Key Takeaways
- Shares of Lucid (LCID) climbed 15.6% Friday, reaching an intraday peak of $5.95, fueled by growing excitement surrounding its autonomous vehicle collaboration with Uber and Nuro.
- The electric vehicle manufacturer will serve as the exclusive vehicle provider for this robotaxi initiative, delivering Gravity SUVs with commercial operations scheduled to begin in 2027 across San Francisco and Houston.
- As part of a broader restructuring strategy, Lucid is trimming its domestic workforce by 18%, a decision projected to generate approximately $158 million in annual savings.
- Analyst sentiment remains pessimistic — the Street consensus holds a “Reduce” recommendation with an average price objective of $9.67.
- The company is navigating a securities class action lawsuit targeting shareholders who purchased shares between February 25 and April 13, 2026.
Shares of Lucid Group (LCID) rocketed 15.6% higher during Friday’s trading session, touching $5.95 at its peak, while trading volume swelled to 35 million shares — approximately triple the typical daily activity. The previous session concluded at $5.12.
The surge materialized as market participants renewed their interest in Lucid’s position as the exclusive automotive partner for Uber and Nuro’s self-driving taxi initiative. The EV maker will provide Gravity SUVs along with forthcoming midsize models for this autonomous transportation service.
Production-validation units of these robotaxis are currently being manufactured at Lucid’s Arizona manufacturing plant. The commercial rollout is slated for 2027, initially launching in the San Francisco Bay Area before extending operations to Houston.
An engineering test fleet comprising nearly 100 Gravity-based autonomous vehicles is being deployed throughout California and Texas for comprehensive testing and safety certification protocols. Uber has already locked down a 50,000-square-foot operations depot with charging infrastructure in Houston, where road testing with safety drivers is currently in progress.
This upward movement follows a 7.5% increase nine days earlier, triggered when Lucid, Uber, and Nuro initially revealed the Houston expansion plans. Houston represents the second metropolitan area designated for the autonomous service, following San Francisco.
Restructuring Efforts Alongside Expansion
Beyond the robotaxi developments, Lucid is executing a significant organizational restructuring. The automaker is eliminating 18% of its American workforce, an initiative anticipated to yield around $158 million in yearly cost reductions.
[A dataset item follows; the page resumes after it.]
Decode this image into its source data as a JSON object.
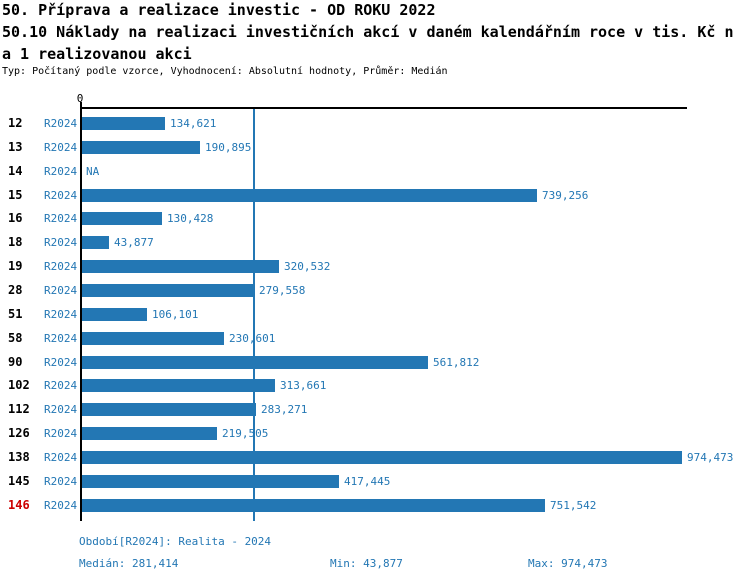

Management transitions are also occurring concurrently with announcements of new vehicle programs.
Notwithstanding Friday’s surge, shares remain down 50.2% for the calendar year. Trading at $5.92, the stock languishes 82.3% beneath its 52-week peak of $31.30, recorded in July 2025.
The latest quarterly financial results presented challenges as well. Lucid disclosed a quarterly loss of $2.82 per share for Q1, falling short of the $2.53 consensus forecast. Revenue totaled $282.46 million, underperforming expectations of $358.46 million, although this figure represented a 20.2% year-over-year increase.
Ongoing Legal Challenges and Analyst Skepticism
Several law firms are pursuing a securities class action lawsuit aimed at investors who acquired LCID shares during the period spanning February 25 through April 13, 2026. This litigation introduces additional legal complications the company must address while tackling its operational hurdles.
Wall Street analysts aren’t displaying urgency to revise their bearish stance. TD Cowen maintains a “hold” recommendation with a $7.00 price objective. Morgan Stanley projects a $5.00 target. Citigroup stands as the exception with a “buy” rating and a $14.00 target. The aggregate consensus reflects a “Reduce” rating with a $9.67 price objective.
Goldman Sachs did expand its holdings during Q1, essentially doubling its position to 5.44 million shares. Institutional shareholders collectively control 75.17% of outstanding shares.
Lucid currently carries a market capitalization of $2.31 billion, a debt-to-equity ratio of 3.00, and a current ratio of 1.02.